Las imágenes de El Día Después desnudaron a Iker durante el partido. Algo animado al principio, cuando comentó con Callejón y Morata la falta que Cristiano estrelló en Caballero y el larguero, su ánimo, ya de por sí bajo, se fue apagando a ritmo de los goles del histórico Málaga, que 30 años después y, por primera desde su denominación de Club de Fútbol, tumbó al gigante. La imagen de Casillas, con la cabeza agachada, fue una copia de la que se vio en Balaídos una semana antes en la Copa. Demasiado rendido. Demasiado habitual. Se nota a leguas que a Casillas le invade algo más que el dolor por ser suplente en Málaga: la tristeza.

 

IkerQue Iker no es feliz salta la vista por más que él quiera evitarlo. Y el asunto va más allá de la imagen que captó La1 a principio de curso, cuando no celebró el 3-2 de Cristiano ante el Manchester City en el primer partido de la fase de grupos de la Champions. Hay algo que le tiene neutralizado, que no le permite liberarse. Casillas ha estado en capitán siempre y este curso también. A cada crítica de Mourinho a sus jugadores, él ha respondido en sus actos públicos con declaraciones sensatas, incluso de respaldo a su entrenador. Aunque sea imposible ocultar ciertos problemas de convivencia en el vestuario del Madrid, aunque haya podido jugar en ventaja con los últimos resultados, Casillas ha huido de la crispación, pero no ha conseguido evitar cierta incomodidad en su rostro cada vez que habla. Y él, que siempre ha sido transparente, sabe que no termina de ser creíble. Es como si le

desorientase en qué se ha convertido el entorno de su club. Casillas se siente muy capitán del Madrid y un capitán quiere que la línea de un club sea lo más ejemplar posible. Así que le toca ser políticamente correcto. Pero eso para Iker no es suficiente.

 

Casillas, nombrado de nuevo mejor portero del mundo en 2012 por multitud de publicaciones, piensa tan en capitán, tan en Madrid, que podría decirse que lo último que le interesa ahora es su titularidad, sorprendentemente perdida.

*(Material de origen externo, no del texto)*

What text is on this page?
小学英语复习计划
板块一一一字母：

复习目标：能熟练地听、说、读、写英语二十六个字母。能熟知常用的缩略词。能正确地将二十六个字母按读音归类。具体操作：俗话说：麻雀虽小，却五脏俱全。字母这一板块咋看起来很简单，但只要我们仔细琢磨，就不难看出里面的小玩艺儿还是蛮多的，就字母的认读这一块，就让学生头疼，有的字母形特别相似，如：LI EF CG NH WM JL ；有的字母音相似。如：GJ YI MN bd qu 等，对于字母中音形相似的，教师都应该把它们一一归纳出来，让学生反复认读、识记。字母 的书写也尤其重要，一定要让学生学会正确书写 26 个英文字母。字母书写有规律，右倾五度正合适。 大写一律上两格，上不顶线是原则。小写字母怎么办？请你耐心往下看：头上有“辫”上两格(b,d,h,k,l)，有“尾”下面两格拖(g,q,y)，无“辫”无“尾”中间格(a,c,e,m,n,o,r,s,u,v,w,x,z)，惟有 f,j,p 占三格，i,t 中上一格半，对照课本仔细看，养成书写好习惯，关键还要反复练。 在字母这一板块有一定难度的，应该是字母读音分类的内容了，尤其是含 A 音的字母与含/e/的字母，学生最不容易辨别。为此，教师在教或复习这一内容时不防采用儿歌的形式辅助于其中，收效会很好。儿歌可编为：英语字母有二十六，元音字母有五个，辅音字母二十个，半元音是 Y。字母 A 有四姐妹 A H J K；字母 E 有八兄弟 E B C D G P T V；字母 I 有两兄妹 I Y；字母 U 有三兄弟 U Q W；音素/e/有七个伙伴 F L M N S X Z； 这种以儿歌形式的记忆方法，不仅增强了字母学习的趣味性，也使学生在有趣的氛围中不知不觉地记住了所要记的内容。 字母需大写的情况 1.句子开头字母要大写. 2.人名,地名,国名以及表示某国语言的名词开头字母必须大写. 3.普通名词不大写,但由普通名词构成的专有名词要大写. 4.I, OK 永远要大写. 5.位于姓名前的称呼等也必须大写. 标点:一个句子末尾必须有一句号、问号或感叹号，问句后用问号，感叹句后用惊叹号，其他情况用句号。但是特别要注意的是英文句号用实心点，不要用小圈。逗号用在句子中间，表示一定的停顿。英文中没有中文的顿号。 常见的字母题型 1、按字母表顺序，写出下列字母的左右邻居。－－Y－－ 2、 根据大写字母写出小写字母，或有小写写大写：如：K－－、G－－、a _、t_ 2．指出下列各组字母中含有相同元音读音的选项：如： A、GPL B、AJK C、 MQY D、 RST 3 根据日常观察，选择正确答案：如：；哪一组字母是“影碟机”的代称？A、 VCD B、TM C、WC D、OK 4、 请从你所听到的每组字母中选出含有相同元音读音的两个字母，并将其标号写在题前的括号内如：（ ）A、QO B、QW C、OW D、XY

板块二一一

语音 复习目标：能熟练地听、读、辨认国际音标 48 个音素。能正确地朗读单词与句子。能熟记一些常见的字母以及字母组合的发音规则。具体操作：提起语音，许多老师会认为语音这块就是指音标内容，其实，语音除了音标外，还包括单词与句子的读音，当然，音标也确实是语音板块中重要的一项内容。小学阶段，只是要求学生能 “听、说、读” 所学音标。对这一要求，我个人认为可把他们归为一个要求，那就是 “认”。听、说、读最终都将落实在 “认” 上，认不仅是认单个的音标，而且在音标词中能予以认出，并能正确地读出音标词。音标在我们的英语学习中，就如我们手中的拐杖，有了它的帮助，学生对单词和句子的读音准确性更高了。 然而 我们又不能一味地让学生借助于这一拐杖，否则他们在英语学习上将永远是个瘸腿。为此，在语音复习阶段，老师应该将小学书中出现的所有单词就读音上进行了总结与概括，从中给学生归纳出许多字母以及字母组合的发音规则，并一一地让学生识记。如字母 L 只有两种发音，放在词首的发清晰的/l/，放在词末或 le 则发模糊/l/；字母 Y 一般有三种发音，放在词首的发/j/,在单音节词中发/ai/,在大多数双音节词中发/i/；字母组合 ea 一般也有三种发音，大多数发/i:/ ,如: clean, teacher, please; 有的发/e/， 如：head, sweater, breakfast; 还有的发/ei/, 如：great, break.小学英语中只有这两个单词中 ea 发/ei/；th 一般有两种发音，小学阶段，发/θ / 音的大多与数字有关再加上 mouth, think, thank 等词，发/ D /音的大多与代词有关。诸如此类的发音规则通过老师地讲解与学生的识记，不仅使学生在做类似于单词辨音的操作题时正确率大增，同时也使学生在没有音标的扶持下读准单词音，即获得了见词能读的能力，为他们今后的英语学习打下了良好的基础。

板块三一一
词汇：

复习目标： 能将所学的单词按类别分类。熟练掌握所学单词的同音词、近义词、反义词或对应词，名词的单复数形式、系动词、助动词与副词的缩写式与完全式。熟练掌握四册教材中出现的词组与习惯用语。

Porque Casillas son sus paradas al Bayer Leverkusen en la final de la Novena, los penaltis contra Irlanda en Japón y Corea donde ya descubrimos que tenía una estrella especial, los de Italia en la Euro de 2008. Los milagros ante Cardozo y Robben. Pero desde hace tiempo es mucho más: embajador solidario con mil proyectos en marcha, Príncipe de Asturias, pacificador de la gresca Madrid-Barcelona que solventó por el bien de la mejor Selección de la historia aun a riesgo de facturas como la de estos días. Su figura trasciende lo futbolístico hacia un perfil humano y de transmisión de valores que, ha comprobado, hay que priorizar por encima incluso de desafíos profesionales. Casillas parece en el mejor estado de madurez y reflexión de toda su carrera.

 

Ikercasillas3

 

 

Iker es patrimonio de todos pero él no quiere ser protagonista. Intentará recuperar la titularidad del Madrid y es posible que sea pronto. Mourinho sabe que es una batalla que no le conduce a ningún sitio: futbolístico, de imagen y de impacto internacional. Pero eso es secundario para Casillas. Sólo quiere que el Madrid al que pertenece y quiere porque lleva tan dentro vuelva a gustarle. Aunque sea con él en el banquillo.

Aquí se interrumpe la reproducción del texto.